New Zealand Listener

|

May 3-9, 2025

Miramar is the surprise hideaway of the glowing scientist in Tracy Farr's imaginative retelling.

- PAULA MORRIS

Marie Curie's magical turn

In 1912, Marie Curie - the first female professor at the University of Paris, first woman to be awarded the Nobel Prize, and first person to be awarded two Nobels - decided to disappear for awhile.

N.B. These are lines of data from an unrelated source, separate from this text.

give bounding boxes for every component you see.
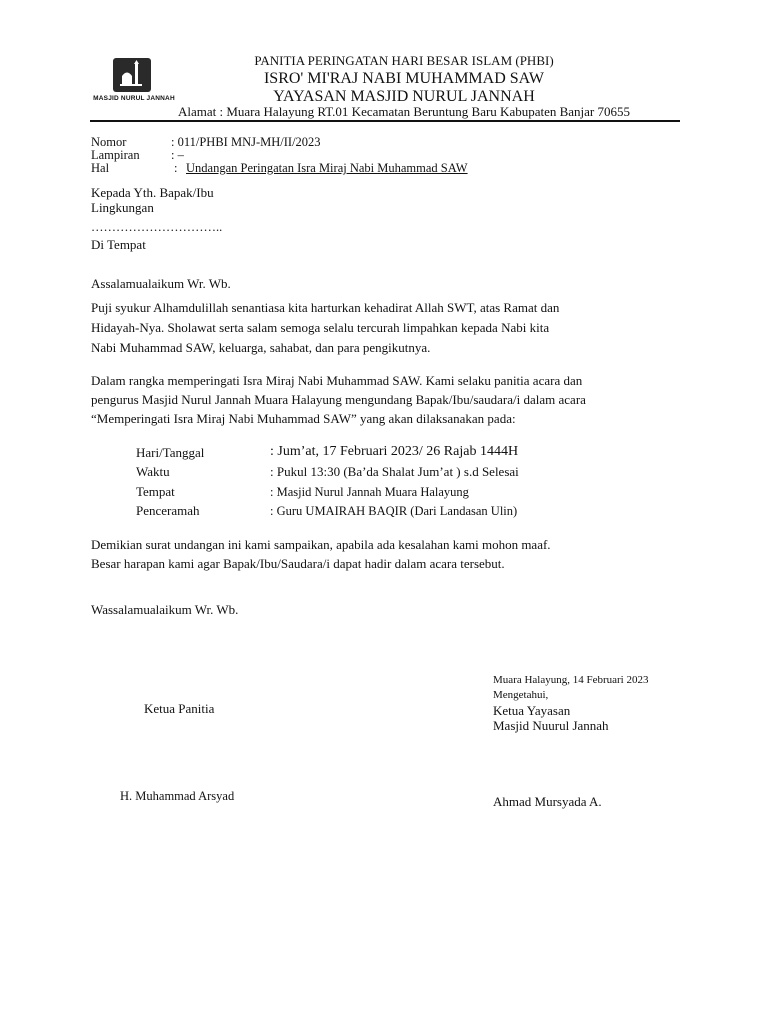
hal-label: Hal: [91, 161, 110, 175]
hal-colon: :: [174, 161, 178, 175]
closing-line2: Besar harapan kami agar Bapak/Ibu/Saudara/i dapat hadir dalam acara tersebut.: [91, 556, 505, 571]
recipient-line: Kepada Yth. Bapak/Ibu: [91, 185, 214, 200]
right-signatory-title2: Masjid Nuurul Jannah: [493, 718, 609, 733]
event-time-label: Waktu: [136, 464, 170, 479]
recipient-place: Di Tempat: [91, 237, 146, 252]
recipient-area: Lingkungan: [91, 200, 154, 215]
nomor-label: Nomor: [91, 135, 127, 149]
mosque-logo-icon: [113, 58, 151, 92]
lampiran-label: Lampiran: [91, 148, 140, 162]
para1-line3: Nabi Muhammad SAW, keluarga, sahabat, dan para pengikutnya.: [91, 340, 431, 355]
signature-date: Muara Halayung, 14 Februari 2023: [493, 674, 649, 686]
event-speaker-value: : Guru UMAIRAH BAQIR (Dari Landasan Ulin): [270, 504, 518, 518]
signature-acknowledged: Mengetahui,: [493, 689, 549, 701]
para2-line1: Dalam rangka memperingati Isra Miraj Nabi Muhammad SAW. Kami selaku panitia acara dan: [91, 373, 583, 388]
para2-line2: pengurus Masjid Nurul Jannah Muara Halayung mengundang Bapak/Ibu/saudara/i dalam acara: [91, 392, 586, 407]
event-time-value: : Pukul 13:30 (Ba’da Shalat Jum’at ) s.d Selesai: [270, 464, 519, 479]
right-signatory-name: Ahmad Mursyada A.: [493, 794, 602, 809]
left-signatory-name: H. Muhammad Arsyad: [120, 789, 235, 803]
header-committee: PANITIA PERINGATAN HARI BESAR ISLAM (PHBI): [254, 53, 554, 68]
header-event-title: ISRO' MI'RAJ NABI MUHAMMAD SAW: [263, 70, 545, 87]
event-speaker-label: Penceramah: [136, 503, 200, 518]
header-address: Alamat : Muara Halayung RT.01 Kecamatan Beruntung Baru Kabupaten Banjar 70655: [177, 104, 631, 119]
event-place-value: : Masjid Nurul Jannah Muara Halayung: [270, 485, 469, 499]
event-date-value: : Jum’at, 17 Februari 2023/ 26 Rajab 1444H: [270, 444, 519, 459]
para2-line3: “Memperingati Isra Miraj Nabi Muhammad SAW” yang akan dilaksanakan pada:: [91, 411, 516, 426]
right-signatory-title1: Ketua Yayasan: [493, 703, 571, 718]
logo-caption: MASJID NURUL JANNAH: [93, 95, 175, 102]
event-place-label: Tempat: [136, 484, 175, 499]
left-signatory-title: Ketua Panitia: [144, 701, 215, 716]
mosque-logo: [93, 56, 175, 106]
farewell: Wassalamualaikum Wr. Wb.: [91, 602, 239, 617]
header-foundation: YAYASAN MASJID NURUL JANNAH: [273, 88, 535, 105]
lampiran-value: : –: [171, 148, 184, 162]
para1-line2: Hidayah-Nya. Sholawat serta salam semoga selalu tercurah limpahkan kepada Nabi kita: [91, 320, 550, 335]
recipient-dots: …………………………..: [91, 220, 223, 234]
closing-line1: Demikian surat undangan ini kami sampaikan, apabila ada kesalahan kami mohon maaf.: [91, 537, 551, 552]
event-date-label: Hari/Tanggal: [136, 445, 205, 460]
para1-line1: Puji syukur Alhamdulillah senantiasa kita harturkan kehadirat Allah SWT, atas Ramat dan: [91, 300, 560, 315]
header-divider: [90, 120, 680, 122]
greeting: Assalamualaikum Wr. Wb.: [91, 276, 231, 291]
hal-subject: Undangan Peringatan Isra Miraj Nabi Muhammad SAW: [186, 161, 468, 175]
nomor-value: : 011/PHBI MNJ-MH/II/2023: [171, 135, 321, 149]
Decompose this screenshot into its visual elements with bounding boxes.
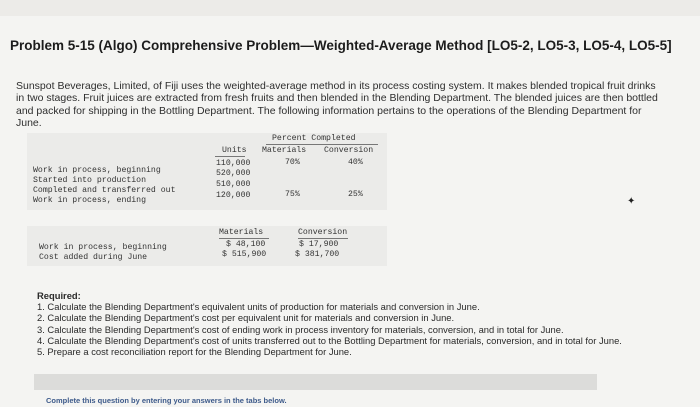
cost-materials-value: $ 515,900 bbox=[222, 250, 267, 259]
conversion-pct: 40% bbox=[348, 158, 363, 167]
instruction-bar bbox=[34, 374, 597, 390]
row-label: Work in process, ending bbox=[33, 196, 147, 205]
cost-rule bbox=[219, 238, 269, 239]
cost-conversion-value: $ 17,900 bbox=[299, 240, 339, 249]
materials-pct: 70% bbox=[285, 158, 300, 167]
page-title: Problem 5-15 (Algo) Comprehensive Problem—Weighted-Average Method [LO5-2, LO5-3, LO5-4, LO5-5] bbox=[10, 38, 672, 53]
required-item: 3. Calculate the Blending Department's cost of ending work in process inventory for materials, conversion, and in total for June. bbox=[37, 323, 564, 335]
required-item: 1. Calculate the Blending Department's equivalent units of production for materials and conversion in June. bbox=[37, 301, 480, 313]
units-value: 520,000 bbox=[216, 169, 251, 178]
conversion-col-header: Conversion bbox=[324, 146, 374, 155]
units-value: 510,000 bbox=[216, 180, 251, 189]
cost-row-label: Work in process, beginning bbox=[39, 243, 167, 252]
row-label: Work in process, beginning bbox=[33, 166, 161, 175]
row-label: Completed and transferred out bbox=[33, 186, 176, 195]
materials-col-header: Materials bbox=[262, 146, 307, 155]
intro-paragraph: Sunspot Beverages, Limited, of Fiji uses the weighted-average method in its process costing system. It makes blended tropical fruit drinks in two stages. Fruit juices are extracted from fresh fruits and then blended in the Blending Department. The blended juices are then bottled and packed for shipping in the Bottling Department. The following information pertains to the operations of the Blending Department for June. bbox=[16, 80, 658, 130]
required-item: 5. Prepare a cost reconciliation report for the Blending Department for June. bbox=[37, 346, 352, 358]
instruction-text: Complete this question by entering your answers in the tabs below. bbox=[46, 396, 287, 405]
mouse-cursor-icon: ✦ bbox=[627, 196, 636, 207]
header-rule bbox=[266, 144, 378, 145]
required-item: 4. Calculate the Blending Department's cost of units transferred out to the Bottling Department for materials, conversion, and in total for June. bbox=[37, 334, 622, 346]
top-bar bbox=[0, 0, 700, 16]
materials-pct: 75% bbox=[285, 190, 300, 199]
units-col-header: Units bbox=[222, 146, 247, 155]
cost-materials-header: Materials bbox=[219, 228, 264, 237]
cost-conversion-value: $ 381,700 bbox=[295, 250, 340, 259]
cost-row-label: Cost added during June bbox=[39, 253, 148, 262]
units-value: 120,000 bbox=[216, 191, 251, 200]
row-label: Started into production bbox=[33, 176, 147, 185]
percent-completed-header: Percent Completed bbox=[272, 134, 356, 143]
cost-rule bbox=[298, 238, 348, 239]
units-value: 110,000 bbox=[216, 159, 251, 168]
cost-materials-value: $ 48,100 bbox=[226, 240, 266, 249]
required-heading: Required: bbox=[37, 290, 81, 301]
cost-conversion-header: Conversion bbox=[298, 228, 348, 237]
units-rule bbox=[215, 156, 245, 157]
required-section bbox=[37, 290, 657, 357]
conversion-pct: 25% bbox=[348, 190, 363, 199]
required-item: 2. Calculate the Blending Department's cost per equivalent unit for materials and conversion in June. bbox=[37, 312, 455, 324]
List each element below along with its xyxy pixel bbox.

She was one of the most famous women in the world; her public image was of someone selflessly devoted to science, her students, her daughters and the work of her late husband and scientific collaborator Pierre, who was run over on a wet Paris street in 1906.

But she also had detractors, including a right-wing press that lobbied against her election to the French Academy of Sciences - she was Jewish, they lied, and therefore not really French - and, late in 1911, broke the salacious news of Curie's sexual relationship with physicist Paul Langevin. Langevin had been one of Pierre Curie's PhD students; he was separated from his wife but not yet divorced.

Curie was also unwell, suffering from a kidney ailment that needed surgery and months of recuperation. The historical record tells us she spent most of 1912 lying low, first in France, then in England, before she was well enough to return to her lab.

Wonderland, Tracy Farr's lyrical, imaginative new novel, conjures up an alternative history. Madame Curie's friend Ernest Rutherford ("the Great Man of Science") suggests recovery in his distant homeland, in the home of an old school friend, Dr Matilda (Matti) Loverock. So the famous lady escapes to another hemisphere, another world. By ferry she arrives in Miramar, a quiet peninsula southeast of Wellington, near the road to Worser Bay. "In the autumn sun," we're told, "she almost seems to glow."